The agency said the Atlas 5 launch of the Joint Polar Satellite System (JPSS) 2 satellite, which was scheduled for the early morning hours of Nov. 1 from Vandenberg Space Force Base in California, would be postponed “due to the need to replace a battery on board the Centaur upper stage of the launch vehicle.” That work will delay the launch to at least Nov. 9.

At a pre-launch briefing Oct. 28, NASA and United Launch Alliance officials reported no problems with the launch vehicle or any other issues that would delay the launch, beyond unsettled weather that was forecasted for the launch.

“The team’s not working any issues and we’re on track for a 2:25 a.m. Pacific launch here,” said Gary Wentz, vice president of government and commercial programs at ULA, during the briefing, which took place after a launch readiness review earlier in the day.

The primary payload for the launch in JPSS-2, the second satellite in a series of polar-orbiting satellites operated by the National Oceanic and Atmospheric Administration for weather forecasting. It will join JPSS-1, which entered service in May 2018 six months after its launch.

A third polar-orbiting satellite, Suomi NPP, also provides weather data. The spacecraft was originally built as a prototype for the National Polar-orbiting Operational Environmental Satellite System (NPOESS), but was turned into an operational satellite when NPOESS was cancelled. Suomi NPP is nearing the end of its life as it runs out of propellant to maintain its orbit.

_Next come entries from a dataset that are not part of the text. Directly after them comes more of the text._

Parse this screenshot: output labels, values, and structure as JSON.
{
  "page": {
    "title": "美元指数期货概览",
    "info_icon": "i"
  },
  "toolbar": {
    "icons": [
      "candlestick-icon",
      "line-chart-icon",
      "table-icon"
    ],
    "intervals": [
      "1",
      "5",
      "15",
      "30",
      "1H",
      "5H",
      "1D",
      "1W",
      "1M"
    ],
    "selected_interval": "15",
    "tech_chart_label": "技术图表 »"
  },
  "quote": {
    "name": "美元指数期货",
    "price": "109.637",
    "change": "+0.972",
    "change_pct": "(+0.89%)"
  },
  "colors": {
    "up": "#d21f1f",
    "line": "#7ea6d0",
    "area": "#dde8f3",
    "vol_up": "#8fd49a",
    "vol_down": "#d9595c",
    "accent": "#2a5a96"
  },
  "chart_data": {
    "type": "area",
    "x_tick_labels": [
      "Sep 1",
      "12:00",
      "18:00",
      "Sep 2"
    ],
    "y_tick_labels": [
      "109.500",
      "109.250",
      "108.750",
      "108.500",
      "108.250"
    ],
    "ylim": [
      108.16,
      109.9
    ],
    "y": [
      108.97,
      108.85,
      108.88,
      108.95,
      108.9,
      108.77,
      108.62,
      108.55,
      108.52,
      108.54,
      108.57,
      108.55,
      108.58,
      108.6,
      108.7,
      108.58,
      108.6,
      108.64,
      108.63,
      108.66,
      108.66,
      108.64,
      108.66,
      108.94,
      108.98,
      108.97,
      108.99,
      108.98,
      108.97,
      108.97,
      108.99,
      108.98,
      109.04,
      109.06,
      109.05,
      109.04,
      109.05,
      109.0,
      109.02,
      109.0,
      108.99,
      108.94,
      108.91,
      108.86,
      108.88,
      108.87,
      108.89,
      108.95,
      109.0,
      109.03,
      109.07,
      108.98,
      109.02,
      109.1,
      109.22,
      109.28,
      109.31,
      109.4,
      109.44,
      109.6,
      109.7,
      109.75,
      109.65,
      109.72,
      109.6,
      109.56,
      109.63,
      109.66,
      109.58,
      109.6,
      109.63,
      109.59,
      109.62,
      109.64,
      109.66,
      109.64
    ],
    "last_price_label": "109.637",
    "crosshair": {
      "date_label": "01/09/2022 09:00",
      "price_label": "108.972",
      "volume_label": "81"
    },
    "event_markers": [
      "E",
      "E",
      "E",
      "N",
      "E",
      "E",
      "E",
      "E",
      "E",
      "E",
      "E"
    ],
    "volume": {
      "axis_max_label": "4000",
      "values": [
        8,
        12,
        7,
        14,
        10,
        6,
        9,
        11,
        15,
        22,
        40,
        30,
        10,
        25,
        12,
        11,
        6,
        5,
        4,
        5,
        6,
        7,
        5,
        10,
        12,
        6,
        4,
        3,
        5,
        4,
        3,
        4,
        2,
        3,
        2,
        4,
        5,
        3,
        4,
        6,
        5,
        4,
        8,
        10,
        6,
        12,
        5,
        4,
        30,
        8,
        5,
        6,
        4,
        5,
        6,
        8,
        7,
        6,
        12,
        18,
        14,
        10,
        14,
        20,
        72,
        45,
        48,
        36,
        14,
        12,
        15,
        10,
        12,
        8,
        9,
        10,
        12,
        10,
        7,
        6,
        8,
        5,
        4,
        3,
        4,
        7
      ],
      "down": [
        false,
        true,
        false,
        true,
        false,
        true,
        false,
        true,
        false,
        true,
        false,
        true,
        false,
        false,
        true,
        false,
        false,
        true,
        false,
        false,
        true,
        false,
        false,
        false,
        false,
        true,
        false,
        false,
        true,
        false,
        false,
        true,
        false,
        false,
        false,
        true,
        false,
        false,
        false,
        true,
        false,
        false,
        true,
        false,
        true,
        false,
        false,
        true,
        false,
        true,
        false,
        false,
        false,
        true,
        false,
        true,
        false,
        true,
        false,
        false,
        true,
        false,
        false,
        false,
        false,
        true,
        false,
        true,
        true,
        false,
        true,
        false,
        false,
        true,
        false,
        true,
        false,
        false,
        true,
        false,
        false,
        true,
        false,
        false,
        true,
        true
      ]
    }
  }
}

While JPSS-2 is the second satellite of the program, it is the first of three built by Northrop Grumman under a contract awarded in 2015. Ball Aerospace won the contract for the first JPSS satellite.

In an Oct. 24 interview, Steve Krein, vice president of civil and commercial space at Northrop Grumman, said there had been no issues with processing of the satellite for launch. The company is “well along” in the production of JPSS-3 and -4, he said.

The satellites use the latest version of Northrop’s LEOStar-3 bus. “We’ve got a new avionics suite, we’ve got a new set of sensors, wheels, star trackers, et cetera, that we brought to bear both for the Landsat [9] mission and the JPSS mission,” he said. “It’s a continuous upgrade in components and operating paradigms.”

Also on the Atlas 5 is NASA’s Low-Earth Orbit Flight Test of an Inflatable Decelerator (LOFTID), a technology demonstration payload that will deploy an inflatable heat shield six meters across. LOFTID will separate from the Centaur upper stage after the stage performs a deorbit burn. The inflatable shield will slow LOFTID from Mach 25 to Mach 0.7, then deploy a parachute and splash down east of Hawaii for recovery.

LOFTID is the latest in a series of tests of inflatable decelerators that NASA envisions could be used to support future Mars missions too large to land using existing systems. ULA is also interested in the technology as a means of recovering the BE-4 engines on the Vulcan first stage for potential reuse.

The launch, the 100th in NASA’s Launch Services Program, will be the final Atlas 5 mission for the program and the final Atlas 5 to launch from Vandenberg. Wentz said that, after the launch, ULA will start work to convert the Atlas pad at Vandenberg, Space Launch Complex 3, for use by the Vulcan rocket.